Il progetto prese slancio quando Steven Spielberg, attraverso la sua Amblin Entertainment, decise di sostenerlo. L’idea iniziale prevedeva che la macchina del tempo fosse un frigorifero, ma fu scartata per un motivo tutt’altro che cinematografico: si temeva che i bambini, suggestionati dalla scena, potessero provare a replicarla in casa. La scelta cadde allora su un veicolo vero, ma fuori dagli schemi: la DeLorean DMC-12, con le sue porte ad ali di gabbiano e l’aspetto da astronave, era perfetta per viaggiare nel tempo.

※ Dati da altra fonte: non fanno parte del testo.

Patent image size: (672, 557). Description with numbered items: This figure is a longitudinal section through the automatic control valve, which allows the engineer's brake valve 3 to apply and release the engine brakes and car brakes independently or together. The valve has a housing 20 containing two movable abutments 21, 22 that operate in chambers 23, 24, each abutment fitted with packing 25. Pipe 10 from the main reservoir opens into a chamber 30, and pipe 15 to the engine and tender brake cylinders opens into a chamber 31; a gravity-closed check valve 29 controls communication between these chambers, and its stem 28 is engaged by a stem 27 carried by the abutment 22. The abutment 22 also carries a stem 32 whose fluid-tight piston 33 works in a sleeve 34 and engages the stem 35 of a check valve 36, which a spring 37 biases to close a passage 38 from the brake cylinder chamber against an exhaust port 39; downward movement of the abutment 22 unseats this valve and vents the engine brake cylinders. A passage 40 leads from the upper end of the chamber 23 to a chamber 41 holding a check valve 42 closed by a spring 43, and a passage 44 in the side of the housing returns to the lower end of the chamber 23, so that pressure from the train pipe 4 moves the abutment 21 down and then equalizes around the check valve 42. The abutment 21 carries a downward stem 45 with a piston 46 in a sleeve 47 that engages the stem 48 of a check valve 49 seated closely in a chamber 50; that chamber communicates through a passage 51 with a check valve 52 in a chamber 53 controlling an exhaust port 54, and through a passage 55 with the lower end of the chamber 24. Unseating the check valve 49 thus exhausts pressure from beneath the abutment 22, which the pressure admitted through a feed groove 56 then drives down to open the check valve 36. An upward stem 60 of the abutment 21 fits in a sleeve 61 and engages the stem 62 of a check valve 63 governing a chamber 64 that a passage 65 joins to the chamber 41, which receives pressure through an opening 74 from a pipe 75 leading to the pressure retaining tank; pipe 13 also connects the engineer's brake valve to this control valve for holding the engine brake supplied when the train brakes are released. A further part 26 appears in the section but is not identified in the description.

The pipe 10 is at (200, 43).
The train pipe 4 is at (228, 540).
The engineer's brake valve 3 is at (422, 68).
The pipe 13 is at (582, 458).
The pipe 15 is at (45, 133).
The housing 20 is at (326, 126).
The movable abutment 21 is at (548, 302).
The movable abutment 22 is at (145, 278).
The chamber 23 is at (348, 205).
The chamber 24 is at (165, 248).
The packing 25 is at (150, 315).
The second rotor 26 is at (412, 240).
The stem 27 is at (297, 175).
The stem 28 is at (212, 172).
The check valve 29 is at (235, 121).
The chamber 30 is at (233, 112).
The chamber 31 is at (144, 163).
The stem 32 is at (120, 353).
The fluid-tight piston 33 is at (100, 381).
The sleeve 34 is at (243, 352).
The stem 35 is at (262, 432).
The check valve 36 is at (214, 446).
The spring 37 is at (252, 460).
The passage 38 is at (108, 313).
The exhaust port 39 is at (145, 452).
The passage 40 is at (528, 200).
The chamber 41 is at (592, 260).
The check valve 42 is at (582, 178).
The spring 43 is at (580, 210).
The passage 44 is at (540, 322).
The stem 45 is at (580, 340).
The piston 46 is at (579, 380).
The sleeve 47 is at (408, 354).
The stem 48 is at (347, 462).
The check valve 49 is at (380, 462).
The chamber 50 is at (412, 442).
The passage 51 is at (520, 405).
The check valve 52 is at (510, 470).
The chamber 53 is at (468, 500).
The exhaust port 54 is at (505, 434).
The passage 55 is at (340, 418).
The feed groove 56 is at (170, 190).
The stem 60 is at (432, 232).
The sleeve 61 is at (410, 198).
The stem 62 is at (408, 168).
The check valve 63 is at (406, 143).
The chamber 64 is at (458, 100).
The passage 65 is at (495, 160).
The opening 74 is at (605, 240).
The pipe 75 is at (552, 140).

Mentre l’auto prendeva forma, anche il cast si assestava con qualche scossone. Michael J. Fox era la prima scelta per interpretare Marty McFly, ma gli impegni con la sitcom Casa Keaton rendevano la sua partecipazione complicata. Si optò quindi per Eric Stoltz, ma dopo sei settimane di riprese (alcune delle quali ancora visibili nel montaggio finale) Zemeckis, poco convinto dal tono drammatico dell’interpretazione, lo licenziò e ottenne finalmente il via libera per tornare alla sua idea iniziale. Fox accettò, a condizione di mantenere entrambi gli impegni: sitcom di giorno, film di notte. Dormiva poco, lavorava tantissimo, ma ogni scena che girava sembrava fatta apposta per lui. Tra gli attori che fecero il provino per Marty c’era anche un giovanissimo Johnny Depp: il suo provino fu così poco memorabile che Bob Gale dichiarò di non ricordare neppure di averlo visto.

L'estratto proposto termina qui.